Die Einreichung unterschiedlicher Anspruchssätze für unterschiedliche ausgewählte Staaten oder unterschiedlicher (Haupt- und Hilfs-)Anträge auf der Grundlage unterschiedlicher Anspruchssätze wird nicht akzeptiert, denn die Prüfung solcher Ansprüche ist zeitaufwendig und entspricht auch nicht dem Zweck des PCT. Im PCT sind Hilfsanträge nicht vorgesehen, denn wenn Änderungen nach Art. 19 vorgenommen werden, stützt sich die internationale vorläufige Prüfung gemäß Regel 66.1 c) auf diese, sofern sie nicht durch eine spätere Änderung nach Art. 34 überholt werden oder als überholt gelten, und außerdem muss gemäß Regel 70.16 a) die letzte Fassung der Anmeldungsunterlagen dem IPER als Anlage beigefügt werden. Die parallele Prüfung mehrerer gleichzeitig anhängiger Anträge ist nicht vereinbar mit der in den genannten Regeln vorgesehenen sequenziellen Prüfung einzelner Anträge.
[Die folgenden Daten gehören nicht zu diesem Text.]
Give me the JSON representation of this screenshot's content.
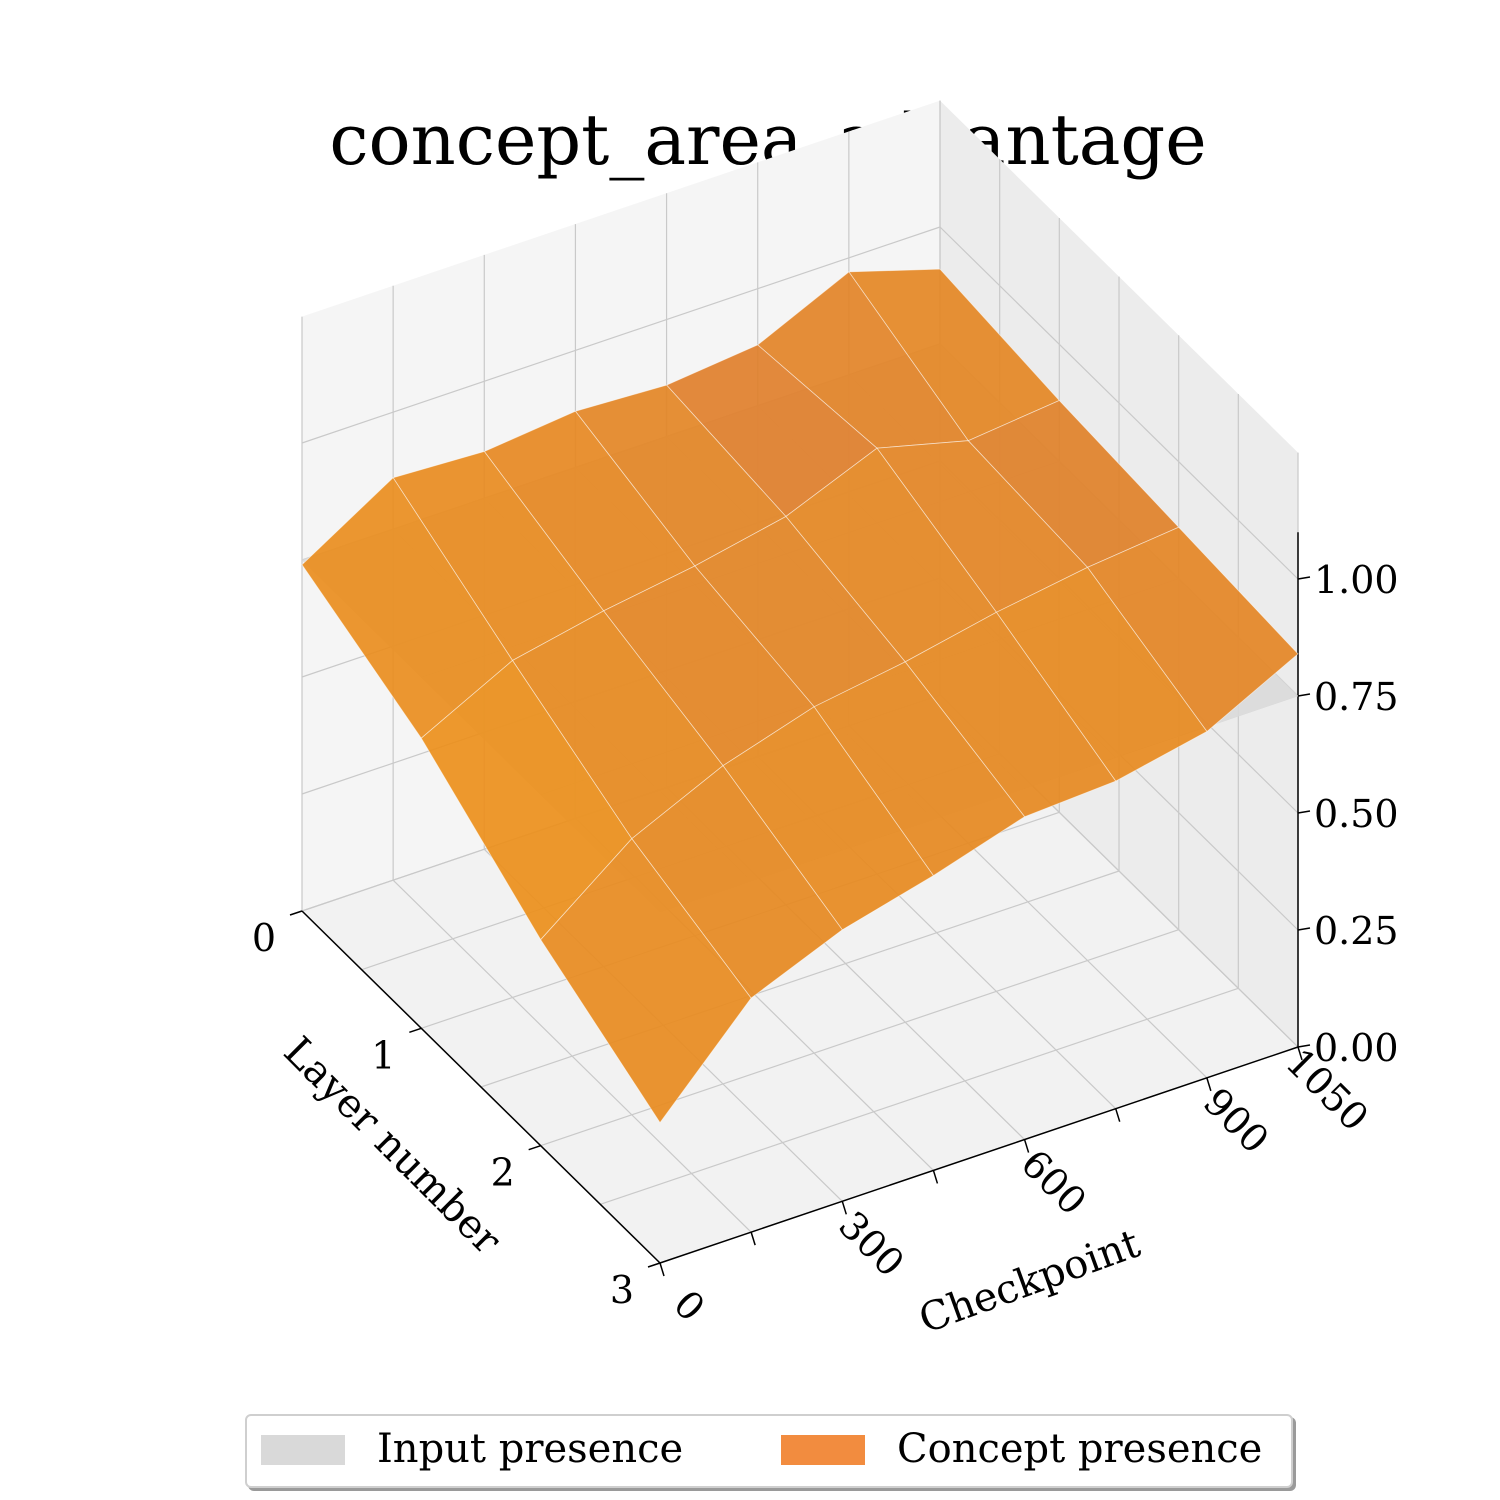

Falls der bevorzugte Antrag klar erkennbar ist (z. B. der Hauptantrag), wird der WO-IPEA/IPER auf der Grundlage dieses Antrags erstellt und im WO-IPEA/IPER darauf hingewiesen, dass die Bearbeitung von unterschiedlichen Anträgen (bzw. von Haupt- und Hilfsanträgen) nach dem PCT nicht vorgesehen ist.

Falls der bevorzugte Antrag nicht klar erkennbar ist, (unterschiedliche Anträge ohne Angabe der Präferenz), wird der Anmelder möglichst telefonisch aufgefordert, nur einen Anspruchssatz vorzulegen oder anzugeben, welcher Anspruchssatz/Antrag der Prüfung zugrunde gelegt werden soll.

Reagiert der Anmelder nicht und/oder besteht er auf mehreren Anspruchssätzen, wird der WO-IPEA/IPER auf der Grundlage des ersten Anspruchssatzes erstellt, und auf dem gesonderten Blatt zu Feld I wird ein entsprechender Vermerk eingefügt.